Let’s look at some examples
If you look at examples, you will see how alphabetising the menu options would make them easier to use. In other words, we'll improve their accessibility design for all.
When you look at the menu that pops up when you right click an email in Microsoft Outlook you will notice that the options are not listed in any order at all. Perhaps there is an attempt to group them. Note the divider lines and the cluster of ‘Reply’, ‘Reply All’, ‘Forward’.
Were they bunched by frequency of use? Maybe. But then, what I frequently use is not the same for you. If we must wonder about their order scheme, then designing the menu for intuitive use has failed.
When you right-click an item on your Windows 10 desktop, again there is a long list but no order. Why do we find ‘Properties’ at the bottom? That's a key reason to right-click on icons. Why is it listed after ‘Rename’, another common feature?
Once you start noticing this problem, you’ll see it everywhere. Google Sheets is another example. In English we read from left to right, then top to bottom. Since these menus are in English, design thinking says that that’s the way information should flow. But look at the list of categories at the top from Google Sheets command bar... and read left to right ... no order whatsoever. And the drop downs from that command bar? Top to bottom? No order. A sort of grouping maybe.
Let's not forget Apple. On the Apple Mac desktop – the menu is from left to right but no order. For the Apple iPhone, there is no order.
The cure for disordered menu syndrome
Alphabetisation works. Try comparing the standard Outlook right-click menu with the same options listed alphabetically.
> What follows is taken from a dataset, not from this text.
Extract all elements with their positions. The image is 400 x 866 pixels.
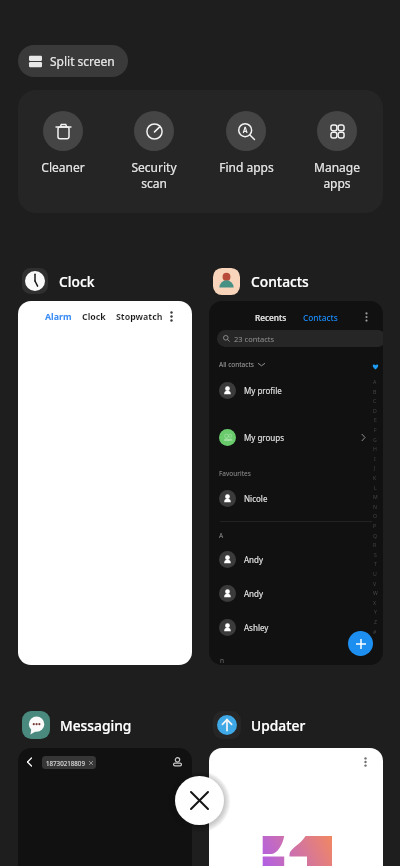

A quick glance at the ordered menu and immediately you know which options are available and, if you cannot find what you seek, you know it is time to look elsewhere.
Alphabetise a menu and you can find what is and is not there – quickly and definitively. With an unsorted menu, you have no idea. You may have missed it, so check again. And again.
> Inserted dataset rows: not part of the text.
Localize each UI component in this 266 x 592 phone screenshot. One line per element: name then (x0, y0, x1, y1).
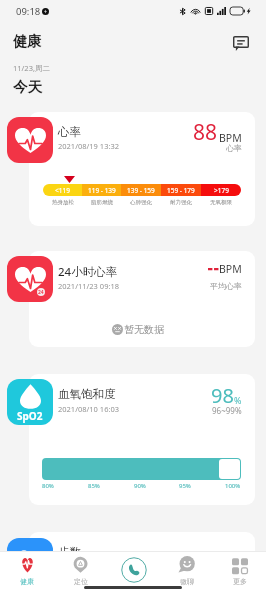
staticText: 耐力强化 (170, 199, 192, 206)
staticText: 健康 (20, 577, 34, 586)
button[interactable]: 心率 (29, 112, 255, 226)
staticText: 24 (38, 289, 44, 296)
button[interactable]: 健康 (0, 551, 54, 592)
staticText: 暂无数据 (124, 323, 164, 336)
staticText: 98 (211, 382, 234, 409)
staticText: 更多 (233, 577, 247, 586)
staticText: 血氧饱和度 (58, 387, 116, 401)
staticText: 今天 (13, 78, 42, 96)
staticText: 心率 (226, 143, 242, 153)
staticText: BPM (219, 262, 242, 276)
staticText: 2021/11/23 09:18 (58, 281, 120, 291)
staticText: 24小时心率 (58, 264, 118, 280)
staticText: BPM (219, 131, 242, 145)
staticText: 11/23,周二 (13, 63, 50, 73)
staticText: 无氧极限 (210, 199, 232, 206)
staticText: 100% (225, 482, 241, 490)
staticText: 09:18 (16, 5, 41, 18)
staticText: 88 (193, 118, 218, 147)
staticText: 119 - 139 (88, 186, 116, 195)
staticText: 96~99% (212, 405, 242, 416)
staticText: 热身放松 (52, 199, 74, 206)
staticText: 心率 (58, 125, 81, 139)
staticText: 脂肪燃烧 (91, 199, 113, 206)
staticText: 159 - 179 (167, 186, 195, 195)
staticText: 85% (88, 482, 100, 490)
staticText: 微聊 (180, 577, 194, 586)
button[interactable]: 定位 (54, 551, 107, 592)
staticText: >179 (214, 186, 229, 195)
button[interactable]: 微聊 (160, 551, 213, 592)
staticText: 90% (134, 482, 146, 490)
staticText: 步数 (58, 545, 81, 559)
staticText: 139 - 159 (127, 186, 155, 195)
button[interactable]: 步数 (29, 532, 255, 562)
staticText: 2021/08/19 13:32 (58, 141, 120, 151)
staticText: 健康 (13, 33, 41, 51)
staticText: 心肺强化 (130, 199, 152, 206)
button[interactable]: Messages (228, 30, 254, 56)
button[interactable]: Call (107, 551, 160, 592)
staticText: 95% (179, 482, 191, 490)
button[interactable]: 血氧饱和度 (29, 374, 255, 505)
staticText: % (234, 394, 242, 406)
button[interactable]: 24小时心率 (29, 251, 255, 347)
staticText: <119 (55, 186, 70, 195)
staticText: 定位 (74, 577, 88, 586)
staticText: 2021/08/10 16:03 (58, 404, 120, 414)
staticText: 80% (42, 482, 54, 490)
button[interactable]: 更多 (213, 551, 266, 592)
staticText: 平均心率 (210, 281, 242, 291)
staticText: SpO2 (17, 409, 43, 423)
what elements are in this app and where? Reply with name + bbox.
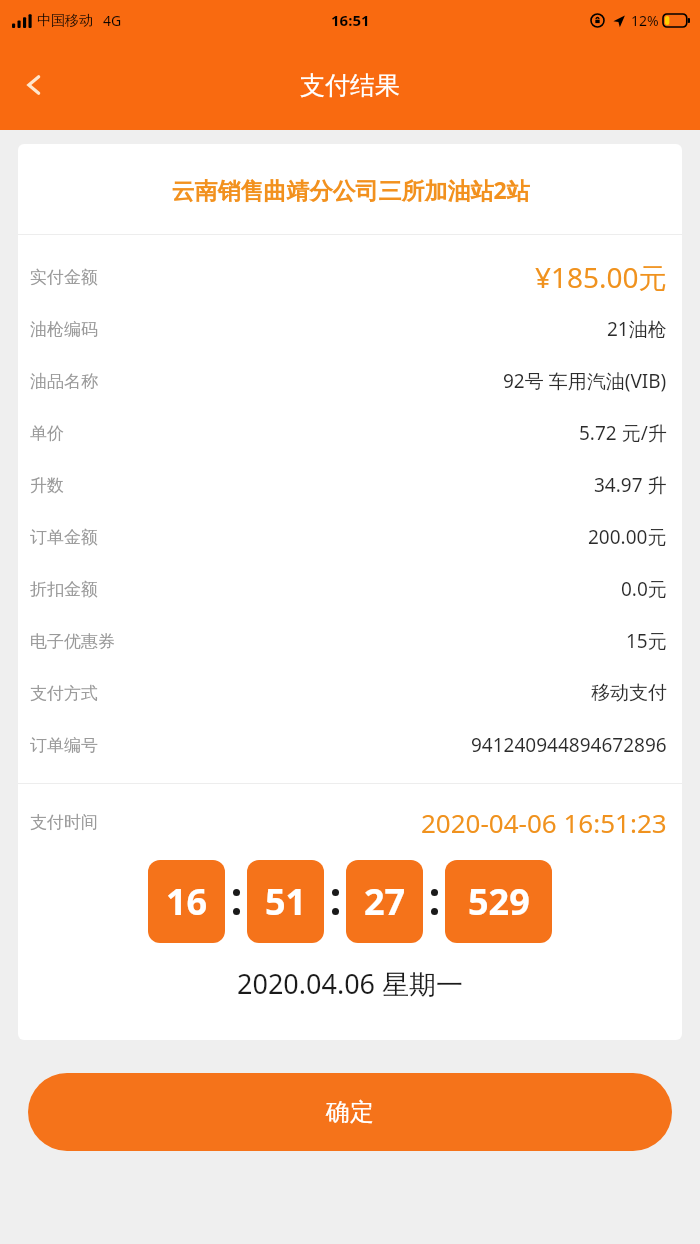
staticText: 92号 车用汽油(VIB) xyxy=(503,368,667,394)
staticText: 订单编号 xyxy=(30,735,98,756)
staticText: 云南销售曲靖分公司三所加油站2站 xyxy=(171,174,530,205)
button[interactable]: 确定 xyxy=(28,1073,672,1151)
staticText: 5.72 元/升 xyxy=(579,420,667,446)
staticText: 支付时间 xyxy=(30,812,98,833)
staticText: 15元 xyxy=(626,628,667,654)
staticText: 16 xyxy=(166,877,208,926)
staticText: 941240944894672896 xyxy=(471,732,667,758)
staticText: 12% xyxy=(631,11,659,30)
staticText: 单价 xyxy=(30,423,64,444)
staticText: 中国移动 xyxy=(37,12,93,30)
staticText: 16:51 xyxy=(331,10,370,30)
staticText: 电子优惠券 xyxy=(30,631,115,652)
button[interactable]: Back xyxy=(10,61,58,109)
staticText: 实付金额 xyxy=(30,267,98,288)
staticText: 支付方式 xyxy=(30,683,98,704)
staticText: 升数 xyxy=(30,475,64,496)
staticText: 2020-04-06 16:51:23 xyxy=(421,805,667,840)
staticText: 27 xyxy=(364,877,406,926)
staticText: 2020.04.06 星期一 xyxy=(237,965,464,1002)
staticText: 0.0元 xyxy=(621,576,667,602)
staticText: 200.00元 xyxy=(588,524,667,550)
staticText: 34.97 升 xyxy=(594,472,667,498)
staticText: 确定 xyxy=(326,1097,374,1127)
staticText: 订单金额 xyxy=(30,527,98,548)
staticText: 油枪编码 xyxy=(30,319,98,340)
staticText: 移动支付 xyxy=(591,681,667,705)
staticText: 油品名称 xyxy=(30,371,98,392)
staticText: 4G xyxy=(103,11,122,30)
staticText: 支付结果 xyxy=(300,70,400,101)
staticText: 21油枪 xyxy=(607,316,667,342)
staticText: ¥185.00元 xyxy=(535,258,667,296)
staticText: 折扣金额 xyxy=(30,579,98,600)
staticText: 51 xyxy=(265,877,307,926)
staticText: 529 xyxy=(468,877,530,926)
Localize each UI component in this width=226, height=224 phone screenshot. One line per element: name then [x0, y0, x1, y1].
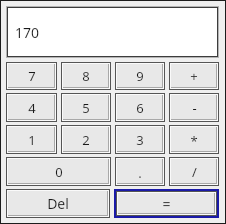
- button[interactable]: /: [169, 157, 219, 186]
- staticText: +: [190, 67, 198, 85]
- button[interactable]: 4: [6, 93, 57, 122]
- button[interactable]: 7: [6, 62, 57, 90]
- staticText: 6: [136, 99, 144, 117]
- staticText: =: [162, 194, 171, 213]
- staticText: *: [190, 132, 198, 150]
- button[interactable]: *: [169, 125, 219, 154]
- staticText: 5: [82, 99, 90, 117]
- button[interactable]: 5: [61, 93, 111, 122]
- staticText: 170: [15, 23, 40, 42]
- button[interactable]: .: [115, 157, 165, 186]
- button[interactable]: Del: [6, 189, 110, 218]
- staticText: 2: [82, 131, 90, 149]
- staticText: 9: [136, 67, 144, 85]
- button[interactable]: 1: [6, 125, 57, 154]
- button[interactable]: 8: [61, 62, 111, 90]
- button[interactable]: -: [169, 93, 219, 122]
- staticText: Del: [47, 194, 69, 213]
- button[interactable]: 3: [115, 125, 165, 154]
- button[interactable]: 6: [115, 93, 165, 122]
- button[interactable]: 2: [61, 125, 111, 154]
- staticText: 4: [28, 99, 36, 117]
- button[interactable]: +: [169, 62, 219, 90]
- staticText: 8: [82, 67, 90, 85]
- staticText: 7: [28, 67, 36, 85]
- staticText: -: [192, 99, 197, 117]
- staticText: .: [138, 164, 142, 182]
- button[interactable]: =: [116, 191, 217, 216]
- staticText: /: [192, 163, 197, 181]
- button[interactable]: 170: [8, 8, 217, 56]
- staticText: 1: [28, 131, 36, 149]
- button[interactable]: 0: [6, 157, 111, 186]
- staticText: 3: [136, 131, 144, 149]
- button[interactable]: 9: [115, 62, 165, 90]
- staticText: 0: [55, 163, 63, 181]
The tech-using world is wandering through countless unordered menus. We're wasting our biological RAM with dozens of internal mini maps guiding us to where options are. Let’s take back these millions of micro-moments spent wandering about and improve our productivity.
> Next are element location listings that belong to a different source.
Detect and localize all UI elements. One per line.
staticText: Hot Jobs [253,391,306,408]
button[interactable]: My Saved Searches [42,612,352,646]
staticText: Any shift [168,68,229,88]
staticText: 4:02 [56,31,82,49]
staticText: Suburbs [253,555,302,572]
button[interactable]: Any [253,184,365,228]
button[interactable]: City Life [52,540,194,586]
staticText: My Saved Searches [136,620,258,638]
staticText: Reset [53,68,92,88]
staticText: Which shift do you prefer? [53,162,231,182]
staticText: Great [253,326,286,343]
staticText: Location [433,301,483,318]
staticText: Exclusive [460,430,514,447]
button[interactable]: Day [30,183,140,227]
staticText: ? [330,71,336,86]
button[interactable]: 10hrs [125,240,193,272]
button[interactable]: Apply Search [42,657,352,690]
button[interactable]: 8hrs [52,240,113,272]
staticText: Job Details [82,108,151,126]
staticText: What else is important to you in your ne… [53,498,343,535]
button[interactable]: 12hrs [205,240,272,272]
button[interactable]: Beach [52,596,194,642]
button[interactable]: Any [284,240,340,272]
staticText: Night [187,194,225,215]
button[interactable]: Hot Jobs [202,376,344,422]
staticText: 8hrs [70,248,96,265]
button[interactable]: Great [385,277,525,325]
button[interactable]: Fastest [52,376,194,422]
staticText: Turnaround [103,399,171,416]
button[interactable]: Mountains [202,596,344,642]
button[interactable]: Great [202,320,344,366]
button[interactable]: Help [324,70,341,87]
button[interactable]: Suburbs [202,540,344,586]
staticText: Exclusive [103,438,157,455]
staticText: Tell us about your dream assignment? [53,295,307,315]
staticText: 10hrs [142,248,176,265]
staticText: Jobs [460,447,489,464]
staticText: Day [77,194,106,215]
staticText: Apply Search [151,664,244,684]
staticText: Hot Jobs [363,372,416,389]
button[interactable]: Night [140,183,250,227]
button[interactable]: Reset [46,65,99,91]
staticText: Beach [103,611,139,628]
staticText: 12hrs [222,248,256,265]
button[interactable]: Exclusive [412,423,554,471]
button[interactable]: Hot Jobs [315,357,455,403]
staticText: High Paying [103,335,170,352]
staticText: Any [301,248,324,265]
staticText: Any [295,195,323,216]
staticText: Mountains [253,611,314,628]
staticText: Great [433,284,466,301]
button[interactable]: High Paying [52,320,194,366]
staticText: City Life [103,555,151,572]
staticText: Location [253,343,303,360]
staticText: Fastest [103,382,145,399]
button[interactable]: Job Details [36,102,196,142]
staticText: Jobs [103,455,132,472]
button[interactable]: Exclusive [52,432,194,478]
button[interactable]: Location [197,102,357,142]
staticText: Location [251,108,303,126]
Achieve accessibility. Alphabetise.
Alphabetisation makes a difference
You can test the difference alphabetisation makes yourself. On an iPhone, scroll down in settings past the unordered list of functions and then you will arrive at the list of installed apps. It’s beautiful. They’re in alphabetical order. Everything is so easy to find. In all my research this was the only place where I found the menu items alphabetised.
Please, designers, developers, everyone. Alphabetise your menus. It's easy enough, and it will make every app that exists – yes, every single one – easier to use. More accessible. Whatever the reason for unordered menu options, that time has passed. Now there are hundreds of functions, and they should be ordered.